Psychedelic Psychotherapy: Insights from 25 Years of Research

William Richards, PhD

Abstract: Reflecting on his past involvement in clinical research with psychedelic substances at the University of Göttingen and the Maryland Psychiatric Research Center, and in the current investigations at the Johns Hopkins School of Medicine, Dr. Richards will discuss the discrete alternative states of consciousness that appear to facilitate psychotherapeutic progress, and the factors of set, setting, and dosage that increase the probability of their occurrence. Attention will be paid to both the art and the science of psychedelic psychotherapy with appreciation for the phenomenology of psychedelic experiences, and for techniques of integrating new insights in normative states of consciousness.
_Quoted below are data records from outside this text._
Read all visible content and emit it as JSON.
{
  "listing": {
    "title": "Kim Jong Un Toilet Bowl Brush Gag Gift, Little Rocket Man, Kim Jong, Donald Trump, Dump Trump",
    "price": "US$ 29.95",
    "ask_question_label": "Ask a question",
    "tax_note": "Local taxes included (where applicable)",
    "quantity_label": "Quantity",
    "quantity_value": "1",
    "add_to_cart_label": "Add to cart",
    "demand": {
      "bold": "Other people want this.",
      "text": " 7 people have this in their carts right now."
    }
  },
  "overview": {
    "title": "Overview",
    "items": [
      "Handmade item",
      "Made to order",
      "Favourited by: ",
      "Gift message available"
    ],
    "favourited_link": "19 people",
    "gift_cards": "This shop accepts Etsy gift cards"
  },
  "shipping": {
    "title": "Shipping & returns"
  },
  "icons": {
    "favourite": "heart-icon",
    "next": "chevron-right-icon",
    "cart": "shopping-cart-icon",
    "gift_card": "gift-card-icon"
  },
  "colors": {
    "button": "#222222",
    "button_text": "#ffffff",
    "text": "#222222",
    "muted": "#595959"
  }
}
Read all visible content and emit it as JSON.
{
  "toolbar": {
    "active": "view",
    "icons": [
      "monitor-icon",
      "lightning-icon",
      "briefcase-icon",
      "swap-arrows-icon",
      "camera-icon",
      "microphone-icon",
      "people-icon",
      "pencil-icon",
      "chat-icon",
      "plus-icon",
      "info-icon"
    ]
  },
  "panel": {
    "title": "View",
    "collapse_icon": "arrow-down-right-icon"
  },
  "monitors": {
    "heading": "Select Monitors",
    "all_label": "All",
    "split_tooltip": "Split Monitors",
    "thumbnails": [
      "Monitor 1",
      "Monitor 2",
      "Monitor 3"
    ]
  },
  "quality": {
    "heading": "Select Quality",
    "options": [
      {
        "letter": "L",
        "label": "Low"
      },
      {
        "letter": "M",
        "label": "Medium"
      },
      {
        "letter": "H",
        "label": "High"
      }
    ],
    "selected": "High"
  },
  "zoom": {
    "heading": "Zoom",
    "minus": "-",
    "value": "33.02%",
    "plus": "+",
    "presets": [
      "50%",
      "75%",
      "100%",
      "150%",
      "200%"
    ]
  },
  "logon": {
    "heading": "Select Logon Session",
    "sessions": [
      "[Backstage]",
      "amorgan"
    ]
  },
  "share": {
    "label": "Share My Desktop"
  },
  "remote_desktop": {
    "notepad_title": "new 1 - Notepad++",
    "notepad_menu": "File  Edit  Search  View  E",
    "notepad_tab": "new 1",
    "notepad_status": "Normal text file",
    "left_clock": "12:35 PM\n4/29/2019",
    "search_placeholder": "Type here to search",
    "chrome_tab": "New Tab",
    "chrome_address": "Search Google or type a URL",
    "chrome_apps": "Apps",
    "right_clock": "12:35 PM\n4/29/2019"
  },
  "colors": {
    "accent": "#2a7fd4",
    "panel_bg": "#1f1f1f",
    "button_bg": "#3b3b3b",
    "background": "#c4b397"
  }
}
William A. Richards, PhD, is a psychologist in the Psychiatry Department of the Johns Hopkins University School of Medicine, Bayview Medical Center, currently pursuing research with entheogens, and also a clinician in private practice in Baltimore. His graduate degrees include MDiv from Yale Divinity School, STM from Andover-Newton Theological School and a PhD from Catholic University, as well as studies with Abraham Maslow at Brandeis University and Hanscarl Leuner at Georg-August University in Göttingen, Germany, where his involvement with psilocybin research originated in 1963. From 1967 to 1977, he pursued psychotherapy research with LSD, DPT, MDA, and psilocybin at the Maryland Psychiatric Research Center, including protocols designed to investigate the promise of entheogens in the treatment of alcoholism, severe personality disorders, narcotic addiction, the psychological distress associated with terminal cancer, and also their use in the training of religious and mental health professionals. From 1977-1981, he was a member of the psychology faculty of Antioch University in Maryland. His publications began in 1966 with “Implications of LSD and Experimental Mysticism,” coauthored with Walter Pahnke, and published in the Journal of Religion and Health.